Der aktuelle NDMI (0.050) liegt jedoch in der Zone “Übergang, zunehmendes Brandrisiko”, und der NDVI (0.304) bleibt moderat statt hoch – der Nachwuchs besteht aus Pionierarten der Garrigue, nicht aus der beschädigten Weinbergvegetation. Für Winzer bedeutet dies, dass sich die natürliche Vegetation erholt hat, aber verbrannte Weinbergparzellen möglicherweise noch neu bepflanzt werden müssen. Die Satellitenüberwachung des NDVI auf Parzellenebene in den kommenden Saisons wird zwischen sich erholenden Reben und solchen, die ersetzt werden müssen, unterscheiden.

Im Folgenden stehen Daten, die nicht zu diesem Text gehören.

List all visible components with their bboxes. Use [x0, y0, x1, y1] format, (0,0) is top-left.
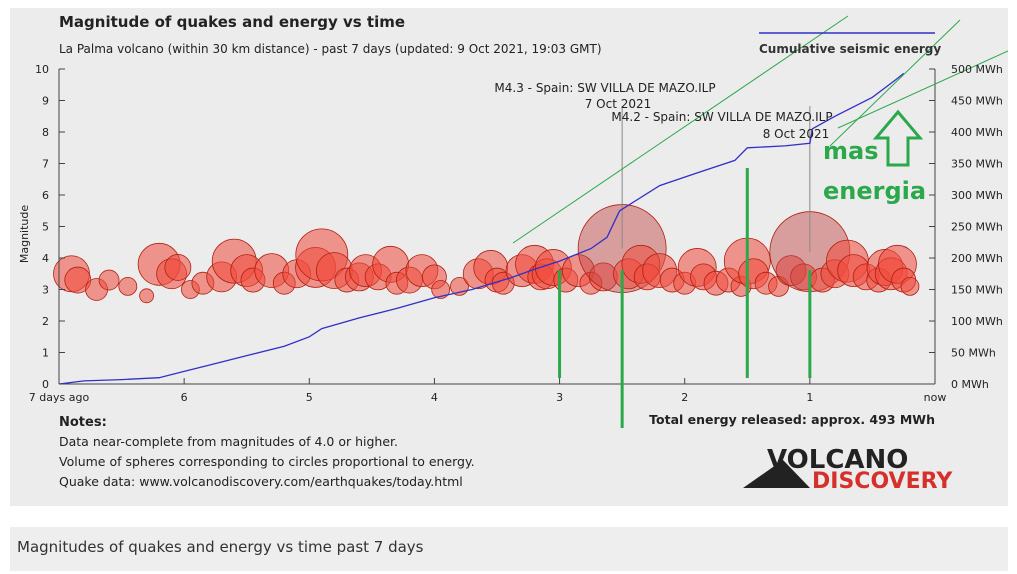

Lesen Sie unseren vollständigen Leitfaden: Was ist NBR? →
Erholungsaussichten
Der Brand von Castelnau-de-Guers wütete durch ein Mosaik aus Garrigue und Weinbergen. Die Garrigue-Vegetation ist an Feuer angepasst und wird voraussichtlich innerhalb von 1–2 Jahren wieder nachwachsen, aber der Verlust der Bodenbedeckung birgt vor den Herbstregen ein Erosionsrisiko auf dem geneigten Gelände. Für Weinbergbesitzer hängt der Zeitplan für die Erholung vom Schweregrad des Brandes ab: Leicht versengte Reben können in der folgenden Saison wieder normal wachsen, während stark verbrannte Reben neu bepflanzt werden müssen – ein Rückschlag von 3–5 Jahren vor der ersten Ernte. Die Satellitenüberwachung des NDVI-Nachwuchses in den kommenden Monaten wird den Landwirten helfen, zu erkennen, welche Reben sich erholen und welche ersetzt werden müssen, und wird die Regeneration der Garrigue verfolgen, um das zukünftige Brennstoffmanagement im Languedoc-Weinkorridor zu informieren.